Richie mira a Mike, pero el bibliotecario sacude la cabeza.

—Dilo tú, Richie. Yo ya he hablado bastante por hoy.

—Vosotros no lo sabéis o tal vez no lo recordáis, porque salisteis —les dice Richie—. Mikey y yo fuimos los últimos indios que se quedaron en el agujero de humo.

—El agujero de humo —musita Bill. Sus ojos están lejanos y azules.

—El ardor de mis ojos —dice Richie—, bajo las lentillas. Lo sentí por primera vez después de que Mike me telefoneó a California. En ese momento no supe qué era, pero ahora sí. Era humo; humo de veintisiete años atrás. —Mira a Mike—. ¿Psicológico, dirías? ¿Psicosomático? ¿Algo surgido del subconsciente?

—Yo no diría eso —responde Mike, en voz baja—. Lo que sentiste fue tan real como esos globos, como la cabeza que vi en la nevera o como el cadáver de Tony Tracker que vio Eddie. Cuéntales, Richie.

—Fue cuatro o cinco días después de que Mike llevara el álbum de su padre a Los Barrens. Un día de mediados de julio, creo. La casita ya estaba terminada. Pero… lo de la chimenea fue idea tuya, Parva. La sacaste de un libro.

Ben asiente, sonriendo un poquito.

Richie piensa: Ese día estaba muy nublado. No había brisa. Truenos en el aire. Como aquel día, un mes después, en que formamos un circulo, de pie en el arroyo y Stan nos cortó la mano con un trozo de botella. El aire estaba inmóvil, como si esperase que ocurriera algo. Más tarde, Bill dijo que por eso aquello se había puesto insoportable enseguida: porque no había brisa.
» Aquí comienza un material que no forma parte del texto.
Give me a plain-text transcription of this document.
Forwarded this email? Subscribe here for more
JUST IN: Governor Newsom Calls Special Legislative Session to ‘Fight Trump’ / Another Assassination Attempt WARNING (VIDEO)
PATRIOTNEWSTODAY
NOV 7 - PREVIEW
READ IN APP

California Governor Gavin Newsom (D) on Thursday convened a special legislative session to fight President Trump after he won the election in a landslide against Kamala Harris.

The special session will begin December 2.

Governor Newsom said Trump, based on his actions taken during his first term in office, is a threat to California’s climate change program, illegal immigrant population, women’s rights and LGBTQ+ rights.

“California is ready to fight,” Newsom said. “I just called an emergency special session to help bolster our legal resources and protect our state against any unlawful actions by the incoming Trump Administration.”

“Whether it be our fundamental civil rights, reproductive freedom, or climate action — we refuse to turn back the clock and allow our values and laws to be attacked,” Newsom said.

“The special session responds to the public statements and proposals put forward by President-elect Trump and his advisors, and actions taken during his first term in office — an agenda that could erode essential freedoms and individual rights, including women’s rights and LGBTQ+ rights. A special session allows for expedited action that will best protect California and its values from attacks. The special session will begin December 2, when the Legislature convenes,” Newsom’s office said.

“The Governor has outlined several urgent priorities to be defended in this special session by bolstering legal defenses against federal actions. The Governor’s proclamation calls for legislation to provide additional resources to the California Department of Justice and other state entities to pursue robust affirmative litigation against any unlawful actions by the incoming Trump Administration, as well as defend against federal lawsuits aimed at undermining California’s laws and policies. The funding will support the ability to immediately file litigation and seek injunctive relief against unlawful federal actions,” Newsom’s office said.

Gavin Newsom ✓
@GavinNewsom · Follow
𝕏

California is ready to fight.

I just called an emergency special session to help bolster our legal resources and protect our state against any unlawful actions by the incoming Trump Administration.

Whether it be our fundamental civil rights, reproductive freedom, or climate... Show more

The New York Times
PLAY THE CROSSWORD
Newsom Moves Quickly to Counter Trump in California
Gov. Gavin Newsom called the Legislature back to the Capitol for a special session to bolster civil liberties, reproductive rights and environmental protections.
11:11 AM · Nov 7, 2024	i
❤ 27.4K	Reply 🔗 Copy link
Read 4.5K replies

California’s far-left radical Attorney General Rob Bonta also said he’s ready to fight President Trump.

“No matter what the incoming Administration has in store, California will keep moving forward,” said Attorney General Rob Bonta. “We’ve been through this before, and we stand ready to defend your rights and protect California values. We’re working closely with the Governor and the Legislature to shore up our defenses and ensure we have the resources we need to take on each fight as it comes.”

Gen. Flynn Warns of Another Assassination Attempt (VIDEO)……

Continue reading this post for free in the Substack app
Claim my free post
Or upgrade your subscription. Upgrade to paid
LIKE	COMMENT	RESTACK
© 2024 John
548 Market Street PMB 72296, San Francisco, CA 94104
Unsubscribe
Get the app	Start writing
El 17 de julio. Sí, ése fue el día del pozo de humo. El 17 de julio de 1958. Casi un mes después de que terminaron las clases y se formó el núcleo de los Perdedores (Bill, Eddie y Ben) allá en Los Barrens. Dejadme ver el parte meteorológico de aquel día de hace casi veintisiete años —pensó Richie—, y os diré lo que decía antes de leerlo: Richie Tozier, alias el Gran Mentalista. «Cálido, húmedo, probabilidad de tormenta. Y cuidado con las visiones que pueden sorprenderos mientras estáis en el agujero del humo».

Aquello ocurrió dos días después de ser descubierto el cadáver de Jimmy Cullum, un día después de que el señor Nell volviera a Los Barrens y se sentara directamente sobre la casita sin saber de su existencia, porque por entonces le habían puesto la trampilla y el mismo Ben había dirigido minuciosamente la aplicación del pegamento y los panes de césped. A menos que uno se pusiera en cuatro patas y gateara por ahí, no tenía la menor idea de que hubiese algo. Como la represa, la casita de Ben había sido un éxito rotundo, pero el señor Nell no tenía noticias de ella.